ReCom is a leading Markov Chain Monte Carlo algorithm for sampling balanced graph partitions in computational redistricting. At each step, its transition function proposes a new partition by merging two adjacent districts and if possible re-splitting the conjoined region. The transition function is efficient in practice, however, it is unknown whether it is guaranteed to run in polynomial time. In this report we exhibit an explicit family of 3-partitions on planar square grid graphs from which ReCom requires an exponentially large expected number of steps to re-split the graph (even if we admit approximately balanced splits), showing that in the worst case ReCom does not run in polynomial time. Notably, this result implies that ReCom is not technically rapidly mixing (if started from an adversarial configuration, ReCom requires exponential many steps to reach the stationary distribution).

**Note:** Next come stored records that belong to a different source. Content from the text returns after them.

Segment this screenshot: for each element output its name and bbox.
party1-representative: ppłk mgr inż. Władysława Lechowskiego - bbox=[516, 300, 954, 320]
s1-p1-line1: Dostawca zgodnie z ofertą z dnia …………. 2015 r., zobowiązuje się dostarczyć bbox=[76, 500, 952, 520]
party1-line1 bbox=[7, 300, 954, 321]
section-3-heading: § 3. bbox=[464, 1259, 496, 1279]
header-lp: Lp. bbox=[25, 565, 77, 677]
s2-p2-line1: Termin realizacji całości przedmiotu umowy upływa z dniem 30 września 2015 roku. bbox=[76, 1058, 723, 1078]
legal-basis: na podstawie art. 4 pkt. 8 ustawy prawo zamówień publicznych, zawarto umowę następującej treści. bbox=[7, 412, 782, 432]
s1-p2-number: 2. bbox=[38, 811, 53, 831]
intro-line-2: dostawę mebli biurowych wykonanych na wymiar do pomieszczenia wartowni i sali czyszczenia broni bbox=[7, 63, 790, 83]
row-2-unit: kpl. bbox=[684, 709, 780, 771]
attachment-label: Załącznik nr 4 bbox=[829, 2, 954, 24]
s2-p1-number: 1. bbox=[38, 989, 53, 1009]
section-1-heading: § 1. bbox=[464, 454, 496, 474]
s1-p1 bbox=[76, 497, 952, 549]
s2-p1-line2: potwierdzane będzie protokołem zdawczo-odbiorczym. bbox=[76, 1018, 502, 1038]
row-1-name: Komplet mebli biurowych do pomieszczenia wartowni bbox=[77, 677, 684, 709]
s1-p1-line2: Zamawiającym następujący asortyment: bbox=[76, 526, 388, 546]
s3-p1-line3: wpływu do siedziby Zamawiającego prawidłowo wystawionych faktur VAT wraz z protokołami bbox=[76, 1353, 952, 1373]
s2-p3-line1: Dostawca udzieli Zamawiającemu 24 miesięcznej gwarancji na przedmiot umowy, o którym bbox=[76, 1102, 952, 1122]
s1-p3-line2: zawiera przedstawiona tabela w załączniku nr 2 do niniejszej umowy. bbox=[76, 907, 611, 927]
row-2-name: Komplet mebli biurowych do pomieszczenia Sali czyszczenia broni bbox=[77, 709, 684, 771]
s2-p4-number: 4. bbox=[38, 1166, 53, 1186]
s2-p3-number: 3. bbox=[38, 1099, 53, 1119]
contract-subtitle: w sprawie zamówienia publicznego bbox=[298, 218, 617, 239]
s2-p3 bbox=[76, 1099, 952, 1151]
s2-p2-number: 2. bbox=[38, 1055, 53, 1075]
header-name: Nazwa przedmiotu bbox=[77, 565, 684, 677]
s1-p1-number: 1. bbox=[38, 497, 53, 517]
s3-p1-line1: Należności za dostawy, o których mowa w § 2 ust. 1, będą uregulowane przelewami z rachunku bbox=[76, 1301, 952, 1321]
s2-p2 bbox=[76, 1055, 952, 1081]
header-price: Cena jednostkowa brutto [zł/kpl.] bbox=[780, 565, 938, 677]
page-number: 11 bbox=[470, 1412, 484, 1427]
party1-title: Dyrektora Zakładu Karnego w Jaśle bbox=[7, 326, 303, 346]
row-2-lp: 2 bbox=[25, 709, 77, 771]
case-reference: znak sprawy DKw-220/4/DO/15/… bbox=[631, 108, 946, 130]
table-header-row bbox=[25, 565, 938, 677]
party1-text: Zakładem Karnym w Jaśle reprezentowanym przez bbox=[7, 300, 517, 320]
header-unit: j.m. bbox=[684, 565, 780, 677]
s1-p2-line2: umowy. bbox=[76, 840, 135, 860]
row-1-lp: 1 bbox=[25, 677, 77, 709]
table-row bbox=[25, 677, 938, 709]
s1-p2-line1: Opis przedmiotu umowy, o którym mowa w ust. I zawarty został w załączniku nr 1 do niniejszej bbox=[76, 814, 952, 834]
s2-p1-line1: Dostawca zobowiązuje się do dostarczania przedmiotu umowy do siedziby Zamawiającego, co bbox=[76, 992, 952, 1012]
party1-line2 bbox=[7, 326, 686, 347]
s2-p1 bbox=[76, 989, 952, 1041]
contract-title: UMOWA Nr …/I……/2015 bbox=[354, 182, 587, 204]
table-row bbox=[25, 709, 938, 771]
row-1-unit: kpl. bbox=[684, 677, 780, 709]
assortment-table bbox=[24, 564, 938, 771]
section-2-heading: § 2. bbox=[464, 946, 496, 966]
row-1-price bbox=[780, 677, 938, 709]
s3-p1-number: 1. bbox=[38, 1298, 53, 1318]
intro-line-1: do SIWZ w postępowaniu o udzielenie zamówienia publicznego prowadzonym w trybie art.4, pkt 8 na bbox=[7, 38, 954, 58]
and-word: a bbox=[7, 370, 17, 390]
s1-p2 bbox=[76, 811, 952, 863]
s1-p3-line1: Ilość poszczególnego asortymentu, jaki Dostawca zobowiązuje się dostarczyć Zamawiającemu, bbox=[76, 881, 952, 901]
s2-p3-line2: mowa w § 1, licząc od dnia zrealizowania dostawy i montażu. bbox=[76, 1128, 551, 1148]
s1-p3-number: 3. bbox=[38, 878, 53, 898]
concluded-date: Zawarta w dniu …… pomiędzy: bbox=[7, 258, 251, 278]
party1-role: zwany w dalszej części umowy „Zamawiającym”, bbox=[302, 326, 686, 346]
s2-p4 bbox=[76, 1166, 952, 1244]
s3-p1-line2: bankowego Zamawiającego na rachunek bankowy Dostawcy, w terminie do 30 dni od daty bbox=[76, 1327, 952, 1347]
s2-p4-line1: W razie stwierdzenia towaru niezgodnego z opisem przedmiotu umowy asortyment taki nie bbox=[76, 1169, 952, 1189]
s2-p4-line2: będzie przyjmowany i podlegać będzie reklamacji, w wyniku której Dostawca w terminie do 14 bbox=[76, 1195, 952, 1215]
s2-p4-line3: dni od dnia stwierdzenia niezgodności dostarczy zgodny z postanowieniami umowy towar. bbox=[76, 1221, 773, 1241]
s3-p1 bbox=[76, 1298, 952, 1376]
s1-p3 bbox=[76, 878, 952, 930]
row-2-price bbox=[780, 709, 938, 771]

翻译：ReCom是在计算选区重划中用于采样平衡图划分的领先马尔可夫链蒙特卡罗算法。在每一步中，其转移函数通过合并两个相邻区域，并在可能的情况下重新分割合并区域，来提出新的划分。该转移函数在实践中高效运作，然而，尚未证明其是否保证在多项式时间内运行。本报告中，我们在平面方形网格图上展示了一个显式的三划分族，从该族出发，ReCom需要指数级期望步数才能重新分割图（即使我们允许近似平衡的划分），这表明在最坏情况下ReCom并非在多项式时间内运行。值得注意的是，该结果意味着ReCom在技术上不具备快速混合性（若从对抗性配置出发，ReCom需要指数级步数才能达到平稳分布）。